In einer Meldung von Anfang April 2025 informierte das Max-Plank-Institut für Geoantropologie, dass Menschen bereits früher als bisher bekannt, die Mittelmeer-Insel Malta erreichten. Eine ähnliche Meldung gab es von der Universität von Köln, die an dem Forschungsvorhaben beteiligt war.
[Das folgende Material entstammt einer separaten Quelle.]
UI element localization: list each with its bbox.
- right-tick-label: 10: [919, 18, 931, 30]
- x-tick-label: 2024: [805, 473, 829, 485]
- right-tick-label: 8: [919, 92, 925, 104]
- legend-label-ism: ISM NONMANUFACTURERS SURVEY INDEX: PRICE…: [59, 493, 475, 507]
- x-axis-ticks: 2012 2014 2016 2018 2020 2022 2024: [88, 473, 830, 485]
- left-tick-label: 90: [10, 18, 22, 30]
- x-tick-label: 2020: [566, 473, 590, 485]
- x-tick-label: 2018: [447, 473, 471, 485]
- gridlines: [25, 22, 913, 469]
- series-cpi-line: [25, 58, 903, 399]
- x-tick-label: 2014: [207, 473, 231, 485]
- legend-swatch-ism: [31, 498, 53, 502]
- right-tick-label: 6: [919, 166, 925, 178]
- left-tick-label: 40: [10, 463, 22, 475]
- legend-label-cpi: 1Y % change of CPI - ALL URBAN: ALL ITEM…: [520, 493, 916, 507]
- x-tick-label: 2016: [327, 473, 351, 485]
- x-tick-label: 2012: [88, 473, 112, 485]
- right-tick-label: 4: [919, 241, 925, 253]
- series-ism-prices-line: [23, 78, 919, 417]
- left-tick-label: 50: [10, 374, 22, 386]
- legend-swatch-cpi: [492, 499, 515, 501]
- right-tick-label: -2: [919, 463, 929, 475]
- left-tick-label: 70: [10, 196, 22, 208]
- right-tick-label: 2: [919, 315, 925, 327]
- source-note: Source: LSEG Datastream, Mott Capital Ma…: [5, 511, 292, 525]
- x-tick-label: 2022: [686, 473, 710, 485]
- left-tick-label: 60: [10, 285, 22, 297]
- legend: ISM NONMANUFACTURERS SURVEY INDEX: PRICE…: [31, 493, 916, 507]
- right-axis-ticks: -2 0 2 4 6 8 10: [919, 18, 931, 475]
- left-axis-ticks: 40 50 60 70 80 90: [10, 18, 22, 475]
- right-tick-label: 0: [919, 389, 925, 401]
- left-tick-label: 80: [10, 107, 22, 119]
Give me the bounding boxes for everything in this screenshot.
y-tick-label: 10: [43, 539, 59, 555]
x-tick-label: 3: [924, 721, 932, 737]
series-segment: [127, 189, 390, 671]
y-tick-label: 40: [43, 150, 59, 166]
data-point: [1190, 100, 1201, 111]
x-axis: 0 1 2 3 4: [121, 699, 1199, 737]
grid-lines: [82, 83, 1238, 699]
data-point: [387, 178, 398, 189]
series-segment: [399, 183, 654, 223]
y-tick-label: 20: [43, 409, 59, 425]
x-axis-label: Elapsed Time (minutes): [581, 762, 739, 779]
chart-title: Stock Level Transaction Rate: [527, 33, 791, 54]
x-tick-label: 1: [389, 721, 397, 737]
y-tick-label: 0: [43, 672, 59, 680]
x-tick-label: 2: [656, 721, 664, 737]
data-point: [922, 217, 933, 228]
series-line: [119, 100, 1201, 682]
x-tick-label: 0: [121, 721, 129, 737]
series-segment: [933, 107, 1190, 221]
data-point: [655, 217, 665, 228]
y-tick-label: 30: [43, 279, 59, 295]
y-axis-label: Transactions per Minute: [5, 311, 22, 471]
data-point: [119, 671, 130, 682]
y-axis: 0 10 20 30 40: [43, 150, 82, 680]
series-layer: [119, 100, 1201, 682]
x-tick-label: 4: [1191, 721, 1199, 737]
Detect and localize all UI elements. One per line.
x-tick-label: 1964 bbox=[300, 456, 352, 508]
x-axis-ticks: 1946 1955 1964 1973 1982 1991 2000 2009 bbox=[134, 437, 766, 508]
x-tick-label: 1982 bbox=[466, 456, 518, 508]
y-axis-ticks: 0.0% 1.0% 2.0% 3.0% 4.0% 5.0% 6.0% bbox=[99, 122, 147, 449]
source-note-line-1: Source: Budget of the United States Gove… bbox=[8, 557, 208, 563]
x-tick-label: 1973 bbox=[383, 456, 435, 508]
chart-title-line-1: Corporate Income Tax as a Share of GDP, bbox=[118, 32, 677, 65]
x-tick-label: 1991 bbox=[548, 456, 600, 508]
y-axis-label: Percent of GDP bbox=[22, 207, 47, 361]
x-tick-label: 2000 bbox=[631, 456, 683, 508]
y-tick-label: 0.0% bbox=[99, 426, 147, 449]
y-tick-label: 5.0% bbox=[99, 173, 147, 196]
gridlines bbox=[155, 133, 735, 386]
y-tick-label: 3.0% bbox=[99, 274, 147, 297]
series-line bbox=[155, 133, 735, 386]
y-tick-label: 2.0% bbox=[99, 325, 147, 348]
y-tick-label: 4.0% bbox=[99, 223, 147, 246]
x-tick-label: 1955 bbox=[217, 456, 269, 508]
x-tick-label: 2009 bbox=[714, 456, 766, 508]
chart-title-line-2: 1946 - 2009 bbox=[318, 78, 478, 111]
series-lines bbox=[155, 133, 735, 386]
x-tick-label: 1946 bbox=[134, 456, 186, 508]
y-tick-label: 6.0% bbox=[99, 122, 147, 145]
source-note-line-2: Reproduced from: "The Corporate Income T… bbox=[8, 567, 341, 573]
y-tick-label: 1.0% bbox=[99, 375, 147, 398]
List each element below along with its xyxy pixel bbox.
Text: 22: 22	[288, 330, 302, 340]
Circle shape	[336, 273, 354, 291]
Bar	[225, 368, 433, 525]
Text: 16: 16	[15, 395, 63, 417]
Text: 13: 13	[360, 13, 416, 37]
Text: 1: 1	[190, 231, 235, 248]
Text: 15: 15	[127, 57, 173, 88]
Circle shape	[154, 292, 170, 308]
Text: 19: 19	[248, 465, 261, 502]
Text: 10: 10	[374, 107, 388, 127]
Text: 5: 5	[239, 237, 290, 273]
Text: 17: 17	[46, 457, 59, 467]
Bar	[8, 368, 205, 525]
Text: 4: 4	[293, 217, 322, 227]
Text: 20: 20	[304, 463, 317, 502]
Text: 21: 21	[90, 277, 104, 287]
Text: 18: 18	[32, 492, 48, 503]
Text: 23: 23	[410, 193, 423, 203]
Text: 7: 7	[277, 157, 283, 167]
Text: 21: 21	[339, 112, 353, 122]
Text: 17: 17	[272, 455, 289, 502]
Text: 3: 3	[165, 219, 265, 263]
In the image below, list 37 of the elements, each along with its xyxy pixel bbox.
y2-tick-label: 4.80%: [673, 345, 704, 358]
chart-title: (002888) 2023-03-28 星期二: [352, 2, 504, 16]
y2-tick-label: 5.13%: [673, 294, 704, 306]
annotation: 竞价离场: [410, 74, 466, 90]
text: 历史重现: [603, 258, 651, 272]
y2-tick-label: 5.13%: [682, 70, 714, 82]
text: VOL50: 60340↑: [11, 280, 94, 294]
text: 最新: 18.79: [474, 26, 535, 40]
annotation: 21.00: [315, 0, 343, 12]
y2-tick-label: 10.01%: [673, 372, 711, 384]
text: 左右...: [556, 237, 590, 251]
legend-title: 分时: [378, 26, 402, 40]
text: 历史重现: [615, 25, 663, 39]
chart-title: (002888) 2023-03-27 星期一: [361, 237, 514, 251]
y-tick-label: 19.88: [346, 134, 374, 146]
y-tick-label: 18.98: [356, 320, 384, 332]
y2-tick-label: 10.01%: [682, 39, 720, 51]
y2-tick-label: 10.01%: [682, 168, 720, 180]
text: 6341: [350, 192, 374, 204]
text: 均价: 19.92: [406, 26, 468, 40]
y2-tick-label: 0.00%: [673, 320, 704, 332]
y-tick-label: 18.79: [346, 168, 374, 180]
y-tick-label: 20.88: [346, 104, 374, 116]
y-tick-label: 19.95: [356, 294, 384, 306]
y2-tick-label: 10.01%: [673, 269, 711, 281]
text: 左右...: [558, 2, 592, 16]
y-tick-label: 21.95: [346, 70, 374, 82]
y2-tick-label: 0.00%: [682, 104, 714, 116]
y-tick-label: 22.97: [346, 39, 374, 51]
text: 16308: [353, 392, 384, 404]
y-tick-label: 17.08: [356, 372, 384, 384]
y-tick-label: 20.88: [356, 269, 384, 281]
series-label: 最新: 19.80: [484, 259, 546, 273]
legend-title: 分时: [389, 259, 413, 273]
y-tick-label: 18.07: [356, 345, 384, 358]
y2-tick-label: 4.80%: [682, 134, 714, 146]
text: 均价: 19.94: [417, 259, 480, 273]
Seefahrt früher als gedacht

Bereits vor 8.500 Jahren sind ist es Sammlern und Jägern gelungen, übers Meer nach Malta gefahren. Dazu mussten sie in Einbäumen mindestens 100 Kilometer über das Meer zurückzulegen. Das sind gut 1.000 Jahre vor dem Aufkommen erster bäuerlicher Kulturen. Damit handelt es sich um den ältesten, echten Nachweis von Seefahrern im Mittelmeer – noch vor der Entwicklung von Segeln.

"Die Seeleute waren auf die Oberflächenströmungen und Winde angewiesen, zur Navigation dienten Landmarken, die Sterne und andere Praktiken. Eine Überquerung von 100 Kilometern mit einer Geschwindigkeit von 4km/h ist daher plausibel. Doch selbst an den längsten Tagen, mussten die frühen Seefahrer mehrere Stunden bei völliger Dunkelheit auf hoher See verbringen," erklärt Prof. Nicholas Vella von der Universität Malta und Co-Investigator der Studie.

Höhlenstätte auf MaltaHöhlenstätte Latnija, im Norden von Malta, Quelle: © Huw Groucutt


Anzeige

Die Entdeckungen gelangten einem wissenschaftlichen Konsortium unter der Leitung von Prof. Eleanor Scerri vom Max-Planck-Institut für Geoanthropologie (MPI-GEA) und der Universität Malta. In der Höhlenstätte Latnija, im Norden von Malta, fanden die Forschenden Steinwerkzeuge, Feuerstellen und gekochte Essensreste – eindeutige Hinweise für eine menschliche Nutzung der Höhle.

"Wir fanden etliche Belege für eine Vielzahl von Wildtieren, u.a. auch Rotwild, von denen man lange annahm, dass sie zu diesem Zeitpunkt bereits ausgestorben war", so Prof. Scerri. "Neben diesen Tieren jagten und kochten die Menschen Schildkröten sowie Vögel, mit einigen besonders großen, aber mittlerweile ausgestorbene Arten.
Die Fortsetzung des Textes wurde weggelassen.